The Path spins the tale of Red Riding Hood from the perspective of six sisters, chosen to embark through the forest to their grandmother’s house one sister at a time.  To heed your instructions and follow that path directly to Grandma’s house produces a boring-but-safe-result, and is branded a failure.  For a Red to succeed in The Path, she must leave the path and find the Wolf.

As far as being a game is concerned, The Path would seem relatively weak. Though it is beautiful both in terms of environment and the interface and has dynamic music accompaniment, it seems boggled down with pacing issues and you can get stuck on invisible walls. Controls often feel sluggish and, given the surreal backdrop of the forest, it is sometimes difficult to see.

However, much of this is planned, because The Path deliberately confuses, obstructs, disorients, and mystifies. Though it may resemble an adventure game, items collected are never used, but rather shed light on each Red’s personality, which is both the backbone of the game and completely optional. Even the scoring screen generated at the end of each chapter is done tongue-in-cheek.

Like Modern Art, The Path defies interpretation. I would interpret the 6 Reds as being the past selves of the grandmother (who is apparently on her death bed) remembering her life, dreaming of one last adventure, while making peace with the past. Another person would interpret the 6 Reds as being real individuals with everything else being a metaphorical symbol of their coming of age and/or enduring personal tragedies. These are only two of many possible interpretations.

Would that I had only found The Path prior to giving my presentation!  Here is a game that bears much of the earmarks of Fine Art while simultaneously being so well done that I could not accuse it of being pretentious trash. I probably could have focused completely on it for my 12 minute presentation and have met the mutual satisfaction of myself and the Fine Arts class.   Oh well, that’s retrospect for you.

Merry Recession-mas!

Being a full-time college/university student for a little over 4 years now, I really learned to pinch my pennies. That shiny $60 game released today may well be worth $20 a few months from now if you’re willing to wait it out. Instant gratification is all well and good… but there’s something to be said for frugality.

My current favorite of the lot: Mechanarium.   Sure, completable in one evening, but a real feast for the senses and with puzzles that are just right in terms of difficulty.
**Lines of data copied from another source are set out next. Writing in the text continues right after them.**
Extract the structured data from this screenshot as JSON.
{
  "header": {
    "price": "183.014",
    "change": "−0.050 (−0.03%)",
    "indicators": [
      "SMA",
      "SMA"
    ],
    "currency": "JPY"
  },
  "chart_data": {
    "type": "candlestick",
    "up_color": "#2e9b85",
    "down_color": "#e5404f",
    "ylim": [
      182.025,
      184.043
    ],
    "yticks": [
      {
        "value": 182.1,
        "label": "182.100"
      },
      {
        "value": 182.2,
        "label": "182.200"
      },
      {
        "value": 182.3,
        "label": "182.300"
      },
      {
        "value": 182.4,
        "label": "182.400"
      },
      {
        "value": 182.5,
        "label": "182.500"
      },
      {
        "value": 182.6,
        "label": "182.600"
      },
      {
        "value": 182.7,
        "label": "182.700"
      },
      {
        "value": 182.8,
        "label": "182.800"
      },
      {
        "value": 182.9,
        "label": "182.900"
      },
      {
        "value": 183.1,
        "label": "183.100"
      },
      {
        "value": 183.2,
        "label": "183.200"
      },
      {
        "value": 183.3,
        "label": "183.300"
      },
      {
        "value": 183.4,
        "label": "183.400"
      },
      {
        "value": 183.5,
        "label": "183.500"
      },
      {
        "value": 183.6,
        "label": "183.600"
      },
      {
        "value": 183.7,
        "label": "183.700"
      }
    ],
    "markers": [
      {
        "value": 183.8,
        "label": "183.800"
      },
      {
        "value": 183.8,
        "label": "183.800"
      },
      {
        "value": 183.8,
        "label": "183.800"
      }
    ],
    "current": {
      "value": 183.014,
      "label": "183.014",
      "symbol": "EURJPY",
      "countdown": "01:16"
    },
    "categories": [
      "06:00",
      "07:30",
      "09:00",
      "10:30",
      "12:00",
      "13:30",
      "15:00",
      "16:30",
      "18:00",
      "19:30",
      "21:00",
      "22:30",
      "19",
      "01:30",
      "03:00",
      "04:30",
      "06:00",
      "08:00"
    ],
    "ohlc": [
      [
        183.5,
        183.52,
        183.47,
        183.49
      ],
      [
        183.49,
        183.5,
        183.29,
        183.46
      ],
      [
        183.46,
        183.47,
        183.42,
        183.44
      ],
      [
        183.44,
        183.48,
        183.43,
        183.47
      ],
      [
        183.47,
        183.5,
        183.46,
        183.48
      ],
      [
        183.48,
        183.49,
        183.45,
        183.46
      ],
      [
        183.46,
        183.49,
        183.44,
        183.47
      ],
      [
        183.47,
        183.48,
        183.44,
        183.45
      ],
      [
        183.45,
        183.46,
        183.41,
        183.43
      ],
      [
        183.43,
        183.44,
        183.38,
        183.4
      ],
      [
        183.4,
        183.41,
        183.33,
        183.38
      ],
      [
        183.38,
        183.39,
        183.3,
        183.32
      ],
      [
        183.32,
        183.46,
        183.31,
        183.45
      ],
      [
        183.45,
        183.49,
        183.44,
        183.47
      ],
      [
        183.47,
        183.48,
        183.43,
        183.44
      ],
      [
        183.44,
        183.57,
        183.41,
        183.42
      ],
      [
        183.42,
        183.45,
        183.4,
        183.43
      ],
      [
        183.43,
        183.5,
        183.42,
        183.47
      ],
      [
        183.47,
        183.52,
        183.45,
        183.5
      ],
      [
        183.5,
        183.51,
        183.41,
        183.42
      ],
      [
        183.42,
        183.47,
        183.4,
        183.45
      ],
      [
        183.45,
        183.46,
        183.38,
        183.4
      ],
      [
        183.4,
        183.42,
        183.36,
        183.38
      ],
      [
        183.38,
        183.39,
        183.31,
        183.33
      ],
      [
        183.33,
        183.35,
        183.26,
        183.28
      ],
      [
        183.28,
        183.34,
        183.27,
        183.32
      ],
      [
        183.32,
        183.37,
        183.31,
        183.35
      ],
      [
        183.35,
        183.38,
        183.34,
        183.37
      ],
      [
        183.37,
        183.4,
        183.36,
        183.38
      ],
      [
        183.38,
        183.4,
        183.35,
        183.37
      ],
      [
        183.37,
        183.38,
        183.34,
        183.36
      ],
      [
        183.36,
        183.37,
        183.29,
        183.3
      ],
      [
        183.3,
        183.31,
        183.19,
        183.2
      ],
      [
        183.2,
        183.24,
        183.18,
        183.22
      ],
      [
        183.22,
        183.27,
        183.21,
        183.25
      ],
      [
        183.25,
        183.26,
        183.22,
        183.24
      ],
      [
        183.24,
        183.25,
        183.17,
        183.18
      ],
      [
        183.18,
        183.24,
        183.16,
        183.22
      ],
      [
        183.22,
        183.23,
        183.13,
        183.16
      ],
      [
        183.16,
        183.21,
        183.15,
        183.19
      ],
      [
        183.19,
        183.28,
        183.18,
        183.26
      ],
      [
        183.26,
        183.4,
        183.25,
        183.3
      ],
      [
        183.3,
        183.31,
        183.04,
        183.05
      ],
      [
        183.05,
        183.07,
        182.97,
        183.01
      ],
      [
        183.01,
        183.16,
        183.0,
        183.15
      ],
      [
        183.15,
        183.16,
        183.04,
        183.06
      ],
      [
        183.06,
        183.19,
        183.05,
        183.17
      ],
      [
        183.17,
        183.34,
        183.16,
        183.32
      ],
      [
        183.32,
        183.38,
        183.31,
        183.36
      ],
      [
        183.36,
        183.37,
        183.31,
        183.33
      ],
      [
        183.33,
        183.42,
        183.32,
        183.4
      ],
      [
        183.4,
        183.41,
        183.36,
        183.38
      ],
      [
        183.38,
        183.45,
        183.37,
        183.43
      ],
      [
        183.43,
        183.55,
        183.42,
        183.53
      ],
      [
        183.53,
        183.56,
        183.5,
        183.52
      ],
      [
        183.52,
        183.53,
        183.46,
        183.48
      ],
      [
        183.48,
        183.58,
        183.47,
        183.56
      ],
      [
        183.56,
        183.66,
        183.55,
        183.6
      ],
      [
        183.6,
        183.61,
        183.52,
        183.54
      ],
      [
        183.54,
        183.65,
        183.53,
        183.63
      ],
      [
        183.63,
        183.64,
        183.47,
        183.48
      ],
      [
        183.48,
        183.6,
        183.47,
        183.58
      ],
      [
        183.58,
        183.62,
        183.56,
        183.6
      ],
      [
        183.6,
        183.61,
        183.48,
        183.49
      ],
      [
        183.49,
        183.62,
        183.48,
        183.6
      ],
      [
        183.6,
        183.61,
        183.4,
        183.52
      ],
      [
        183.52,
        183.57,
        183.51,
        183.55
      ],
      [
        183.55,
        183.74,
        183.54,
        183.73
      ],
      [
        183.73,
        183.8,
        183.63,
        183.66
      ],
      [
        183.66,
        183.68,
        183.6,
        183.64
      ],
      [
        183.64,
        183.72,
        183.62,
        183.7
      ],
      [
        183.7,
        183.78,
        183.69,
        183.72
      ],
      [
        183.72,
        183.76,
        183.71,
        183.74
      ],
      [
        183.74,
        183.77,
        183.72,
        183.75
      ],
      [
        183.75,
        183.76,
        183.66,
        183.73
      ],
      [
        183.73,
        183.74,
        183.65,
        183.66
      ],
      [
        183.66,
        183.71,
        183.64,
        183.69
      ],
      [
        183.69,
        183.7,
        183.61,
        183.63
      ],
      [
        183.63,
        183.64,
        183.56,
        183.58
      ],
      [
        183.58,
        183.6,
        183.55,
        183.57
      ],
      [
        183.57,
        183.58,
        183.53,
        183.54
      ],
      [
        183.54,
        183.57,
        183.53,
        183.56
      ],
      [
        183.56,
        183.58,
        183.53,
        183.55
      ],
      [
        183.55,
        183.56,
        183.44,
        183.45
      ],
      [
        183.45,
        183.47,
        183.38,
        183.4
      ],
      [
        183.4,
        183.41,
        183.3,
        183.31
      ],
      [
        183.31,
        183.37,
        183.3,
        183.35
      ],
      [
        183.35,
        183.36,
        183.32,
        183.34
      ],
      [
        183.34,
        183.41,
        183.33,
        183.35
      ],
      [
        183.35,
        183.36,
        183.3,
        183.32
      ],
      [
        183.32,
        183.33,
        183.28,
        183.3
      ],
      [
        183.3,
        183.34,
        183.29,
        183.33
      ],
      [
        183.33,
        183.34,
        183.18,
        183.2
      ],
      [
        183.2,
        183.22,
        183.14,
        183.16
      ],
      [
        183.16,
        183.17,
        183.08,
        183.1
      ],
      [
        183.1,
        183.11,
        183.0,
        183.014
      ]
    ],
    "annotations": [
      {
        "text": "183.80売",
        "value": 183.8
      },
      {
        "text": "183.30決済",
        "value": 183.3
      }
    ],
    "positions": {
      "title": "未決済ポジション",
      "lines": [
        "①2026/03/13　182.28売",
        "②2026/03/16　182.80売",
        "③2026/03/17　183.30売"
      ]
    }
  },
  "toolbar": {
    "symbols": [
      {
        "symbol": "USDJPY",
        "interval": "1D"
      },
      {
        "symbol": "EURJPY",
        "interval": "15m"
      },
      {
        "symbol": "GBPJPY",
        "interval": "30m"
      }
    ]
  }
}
Indeed, between Direct2Drive’s “21 days of Christmas” sale and Steam’s Holiday sale, it has been a very good month to be a frugal gamer.  I suspect I can blame the recession for a lot of this – with everyone’s wallets being a bit tighter, purveyors of fine digital entertainment have been forced to make compromises.  Some of the more interesting deals I picked up:

  • Genre-rocking immersive behemoth Grand Theft Auto IV for $7.50 (75% off).
  • Quality medieval games Drakensang and Mount and Blade for $5.00 apiece.  (Over 80% off,)
  • Excellent indy games Audiosurf and Braid for $5 each.  (75-80% off).
  • Innovative if forgettable genre breaker Mirror’s Edge for $5.00 (75% off).
  • Indy city builder/RPG hybrid Hinterland: Orc Lords $6.50 (75% off).
  • A city builder RTS with RPG undertones, Majesty 2: The Fantasy Kingdom Sim for $7.50. (75% off)
  • Turn-based strategy RPG hybrid King’s Bounty: Armored Princess for $9.99 (75% off).

In addition to the “wow” deals above, I also pulled some pretty decent 50% off deals such as:

  • Quite good indy-made Mechanarium and Torchlight for $10 apiece.
  • Behemoths of yesteryear, Prototype and Command And Conquer Red Alert 3 (including Uprising expansion) for $20 apiece.
  • Quality indy adventure games of Samorost 2 and a package of Zombie Cow adventure games (“Ben There, Dan That!” and “Time, Gentlemen, Please!”) for $2.50 apiece.

This is to say nothing for the gifts I received this year, including the complete Lucasarts adventure pack, Red Faction: Guerrilla, Borderlands Zombie Island DLC, and Left4Dead 2.

Overall, my gaming cup runneth over once again. Through, like many aspiring game designers, most of these games won’t get more than a few hours of play from me, it seems I’ve now a goodly amount of research materials.